Showing posts with label Labor Day. Show all posts
Showing posts with label Labor Day. Show all posts

Sunday, September 1, 2013

Labor Day

Before I try to tie Young Adult fiction and Labor Day together in a meaningful post, I’d like to brag about my own labors.

For the past three years, I have been the Critique Group Coordinator for SCBWI Midsouth.  The job was occasionally frustrating, but wildly rewarding, if for no other reason than I sounded vaguely credible when I asked to join one of the groups I was supposed to track down and document.  That group took me in, and I now share manuscripts with some seriously talented people.  Volunteering as coordinator also got me nominated for this year’s SCBWI Tribute Scholarship, which I somehow won, entitling me to a trip to the August 2013 SCBWI conference in Los Angeles.  I take no credit for the award, and can only say “Thank you.”  Well, that and, “Check it out, I got my picture taken with a spitting dinosaur.”  (Yeah, I know, a dimetrodon wasn't a dinosaur, but the metaphor I'm about to make doesn't sound right with "non-mammalian synapsid." )



With my return from LA, I am stepping out of the role of crit group organizer and into a new role as Midsouth Co-ARA.  In that job, I will be responsible for the all-new Midsouth website.  I’ve got to learn something new, which is why that drooling dinosaur picture is so appropriate.  Of course, I’ll still be writing too, which brings me to today's thought about Labor Day.
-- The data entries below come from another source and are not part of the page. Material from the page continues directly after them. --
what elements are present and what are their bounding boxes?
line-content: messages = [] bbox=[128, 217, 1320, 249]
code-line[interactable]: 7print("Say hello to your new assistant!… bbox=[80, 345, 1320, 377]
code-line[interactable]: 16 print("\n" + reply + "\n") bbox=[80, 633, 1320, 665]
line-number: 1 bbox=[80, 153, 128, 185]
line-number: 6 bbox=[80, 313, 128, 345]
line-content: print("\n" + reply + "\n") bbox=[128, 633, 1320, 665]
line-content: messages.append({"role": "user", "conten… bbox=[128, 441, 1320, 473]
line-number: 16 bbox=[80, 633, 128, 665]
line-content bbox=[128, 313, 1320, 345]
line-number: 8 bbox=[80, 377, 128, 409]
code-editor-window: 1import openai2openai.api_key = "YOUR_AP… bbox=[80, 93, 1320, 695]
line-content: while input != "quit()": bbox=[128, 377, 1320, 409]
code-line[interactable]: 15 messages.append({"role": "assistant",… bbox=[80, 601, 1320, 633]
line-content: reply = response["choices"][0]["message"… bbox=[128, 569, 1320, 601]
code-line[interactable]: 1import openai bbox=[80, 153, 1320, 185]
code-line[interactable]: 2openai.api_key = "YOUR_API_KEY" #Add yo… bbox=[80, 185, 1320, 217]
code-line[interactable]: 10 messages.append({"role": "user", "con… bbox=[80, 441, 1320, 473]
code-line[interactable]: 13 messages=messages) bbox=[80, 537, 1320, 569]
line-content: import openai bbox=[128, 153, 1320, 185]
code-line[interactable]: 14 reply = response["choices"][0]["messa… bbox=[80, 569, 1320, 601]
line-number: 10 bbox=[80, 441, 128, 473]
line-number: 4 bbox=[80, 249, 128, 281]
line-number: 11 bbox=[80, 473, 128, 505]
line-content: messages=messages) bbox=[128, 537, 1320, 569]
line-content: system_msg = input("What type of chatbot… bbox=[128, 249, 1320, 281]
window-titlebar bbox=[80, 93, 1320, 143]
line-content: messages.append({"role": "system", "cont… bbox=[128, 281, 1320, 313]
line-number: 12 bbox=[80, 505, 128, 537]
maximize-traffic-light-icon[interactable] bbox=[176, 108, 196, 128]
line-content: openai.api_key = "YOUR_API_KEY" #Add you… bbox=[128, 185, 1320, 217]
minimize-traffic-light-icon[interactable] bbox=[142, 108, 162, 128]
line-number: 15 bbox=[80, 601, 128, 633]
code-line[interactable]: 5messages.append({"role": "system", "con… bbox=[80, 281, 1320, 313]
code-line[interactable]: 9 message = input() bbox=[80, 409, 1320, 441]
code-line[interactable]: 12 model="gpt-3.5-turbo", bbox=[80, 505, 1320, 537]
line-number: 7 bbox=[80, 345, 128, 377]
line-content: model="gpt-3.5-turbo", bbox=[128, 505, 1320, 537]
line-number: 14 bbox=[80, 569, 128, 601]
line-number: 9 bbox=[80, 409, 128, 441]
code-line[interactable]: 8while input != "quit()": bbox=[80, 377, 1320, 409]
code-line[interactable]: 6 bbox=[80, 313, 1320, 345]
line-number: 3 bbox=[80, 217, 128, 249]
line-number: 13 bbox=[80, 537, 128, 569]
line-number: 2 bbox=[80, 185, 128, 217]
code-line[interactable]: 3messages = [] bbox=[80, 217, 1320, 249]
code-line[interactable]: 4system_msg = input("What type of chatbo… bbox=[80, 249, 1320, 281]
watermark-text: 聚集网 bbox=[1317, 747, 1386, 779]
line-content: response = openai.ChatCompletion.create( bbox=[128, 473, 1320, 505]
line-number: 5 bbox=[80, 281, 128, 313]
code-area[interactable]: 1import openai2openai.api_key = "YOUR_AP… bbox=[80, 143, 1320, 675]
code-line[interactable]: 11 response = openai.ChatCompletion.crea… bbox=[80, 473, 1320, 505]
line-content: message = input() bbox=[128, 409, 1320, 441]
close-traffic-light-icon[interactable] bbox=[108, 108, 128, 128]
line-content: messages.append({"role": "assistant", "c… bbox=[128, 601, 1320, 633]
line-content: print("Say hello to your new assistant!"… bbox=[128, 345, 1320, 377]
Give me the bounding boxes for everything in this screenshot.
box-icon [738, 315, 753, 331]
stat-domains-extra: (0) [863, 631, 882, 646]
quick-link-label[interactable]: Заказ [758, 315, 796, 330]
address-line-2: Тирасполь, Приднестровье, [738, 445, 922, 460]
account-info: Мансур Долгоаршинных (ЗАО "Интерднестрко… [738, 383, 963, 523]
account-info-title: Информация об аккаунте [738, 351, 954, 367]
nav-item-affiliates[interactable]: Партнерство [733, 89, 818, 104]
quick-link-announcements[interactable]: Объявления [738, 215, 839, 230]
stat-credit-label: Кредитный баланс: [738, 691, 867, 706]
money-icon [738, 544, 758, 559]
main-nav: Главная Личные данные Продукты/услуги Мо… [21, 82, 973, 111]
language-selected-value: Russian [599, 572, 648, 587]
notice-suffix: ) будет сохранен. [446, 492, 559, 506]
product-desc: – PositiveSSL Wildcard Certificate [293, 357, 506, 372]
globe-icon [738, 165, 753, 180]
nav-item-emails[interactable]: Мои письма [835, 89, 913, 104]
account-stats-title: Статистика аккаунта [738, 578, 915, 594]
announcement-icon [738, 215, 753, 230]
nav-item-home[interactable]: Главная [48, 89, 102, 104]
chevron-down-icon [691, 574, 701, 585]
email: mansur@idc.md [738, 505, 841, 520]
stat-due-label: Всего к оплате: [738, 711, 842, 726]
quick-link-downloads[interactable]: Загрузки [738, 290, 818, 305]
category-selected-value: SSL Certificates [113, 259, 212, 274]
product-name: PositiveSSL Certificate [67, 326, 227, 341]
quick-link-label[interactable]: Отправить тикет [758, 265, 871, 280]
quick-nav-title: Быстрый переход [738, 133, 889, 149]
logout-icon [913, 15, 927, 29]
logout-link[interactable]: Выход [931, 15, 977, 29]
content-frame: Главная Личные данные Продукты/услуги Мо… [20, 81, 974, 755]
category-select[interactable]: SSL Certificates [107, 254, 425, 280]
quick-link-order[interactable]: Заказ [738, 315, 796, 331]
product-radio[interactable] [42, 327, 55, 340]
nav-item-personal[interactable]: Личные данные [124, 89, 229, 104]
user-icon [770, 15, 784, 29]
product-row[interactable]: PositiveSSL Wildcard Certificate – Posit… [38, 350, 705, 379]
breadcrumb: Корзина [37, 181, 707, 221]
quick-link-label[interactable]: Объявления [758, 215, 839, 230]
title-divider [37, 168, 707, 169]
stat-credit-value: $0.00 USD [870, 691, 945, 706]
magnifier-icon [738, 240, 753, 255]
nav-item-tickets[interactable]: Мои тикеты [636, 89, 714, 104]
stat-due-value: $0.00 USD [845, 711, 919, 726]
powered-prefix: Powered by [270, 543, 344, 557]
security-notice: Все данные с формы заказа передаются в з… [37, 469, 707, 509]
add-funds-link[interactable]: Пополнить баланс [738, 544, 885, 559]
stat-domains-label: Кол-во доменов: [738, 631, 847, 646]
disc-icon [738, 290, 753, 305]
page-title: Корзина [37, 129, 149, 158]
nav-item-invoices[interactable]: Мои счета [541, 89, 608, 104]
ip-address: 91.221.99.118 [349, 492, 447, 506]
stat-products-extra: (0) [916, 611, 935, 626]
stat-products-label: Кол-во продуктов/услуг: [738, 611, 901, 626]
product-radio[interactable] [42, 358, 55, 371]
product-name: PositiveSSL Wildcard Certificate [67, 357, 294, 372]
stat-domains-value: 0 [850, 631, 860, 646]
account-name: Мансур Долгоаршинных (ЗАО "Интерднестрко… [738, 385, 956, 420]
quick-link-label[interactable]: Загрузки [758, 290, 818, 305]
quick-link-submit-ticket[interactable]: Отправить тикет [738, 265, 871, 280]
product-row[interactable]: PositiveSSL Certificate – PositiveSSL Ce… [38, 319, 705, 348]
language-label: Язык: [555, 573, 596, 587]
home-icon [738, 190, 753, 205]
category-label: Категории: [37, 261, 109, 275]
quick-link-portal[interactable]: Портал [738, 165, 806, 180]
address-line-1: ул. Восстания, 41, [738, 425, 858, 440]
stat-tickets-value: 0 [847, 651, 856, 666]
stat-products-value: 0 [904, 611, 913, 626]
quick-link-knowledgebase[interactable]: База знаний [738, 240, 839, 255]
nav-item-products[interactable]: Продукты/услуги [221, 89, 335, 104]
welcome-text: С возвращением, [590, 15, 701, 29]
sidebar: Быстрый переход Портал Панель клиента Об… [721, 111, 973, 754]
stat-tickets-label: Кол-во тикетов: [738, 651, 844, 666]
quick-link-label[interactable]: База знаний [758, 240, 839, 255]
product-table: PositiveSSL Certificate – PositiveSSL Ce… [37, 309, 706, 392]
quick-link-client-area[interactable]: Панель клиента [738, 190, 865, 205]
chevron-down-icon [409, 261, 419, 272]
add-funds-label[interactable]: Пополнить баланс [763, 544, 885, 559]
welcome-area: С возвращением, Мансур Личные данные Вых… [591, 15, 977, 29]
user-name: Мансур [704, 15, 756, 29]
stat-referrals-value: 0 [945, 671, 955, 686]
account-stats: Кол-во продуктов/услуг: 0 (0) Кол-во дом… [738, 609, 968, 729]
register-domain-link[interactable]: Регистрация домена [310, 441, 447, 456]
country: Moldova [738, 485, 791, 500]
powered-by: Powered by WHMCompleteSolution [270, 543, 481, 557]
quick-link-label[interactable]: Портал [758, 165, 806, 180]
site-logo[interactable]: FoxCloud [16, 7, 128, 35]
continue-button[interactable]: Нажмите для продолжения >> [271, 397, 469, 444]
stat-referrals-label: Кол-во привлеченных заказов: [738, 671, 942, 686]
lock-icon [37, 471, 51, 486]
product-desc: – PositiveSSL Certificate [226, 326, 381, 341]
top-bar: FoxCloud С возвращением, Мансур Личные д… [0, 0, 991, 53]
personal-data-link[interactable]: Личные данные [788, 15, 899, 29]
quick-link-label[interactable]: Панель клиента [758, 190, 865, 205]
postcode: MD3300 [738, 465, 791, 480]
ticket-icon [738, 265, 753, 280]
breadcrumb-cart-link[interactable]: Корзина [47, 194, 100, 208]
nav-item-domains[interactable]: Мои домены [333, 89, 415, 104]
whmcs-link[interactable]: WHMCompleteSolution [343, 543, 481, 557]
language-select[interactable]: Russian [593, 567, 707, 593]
With a nod to the amazing Bruce Coville, who has said many wise things about the place of children in this world, I note that for most of our history children were a source of cheap, disposable labor.  Teenagers had already worked for years on farms and in crowded factories, putting in long, dangerous days and nights.  Those kids didn’t have time for school, to learn to read, to sit down with a book.  Or to put it another way, my target audience didn’t exist.  Until recently, I wouldn’t have been able to do what I do.  One of the reasons for that change is the Labor movement.  So as I pause for the holiday, I will be saying, “Thanks,” not just to the folks who made my LA trip possible, but to the folks who made my audience possible.  And then I’ll get back to work.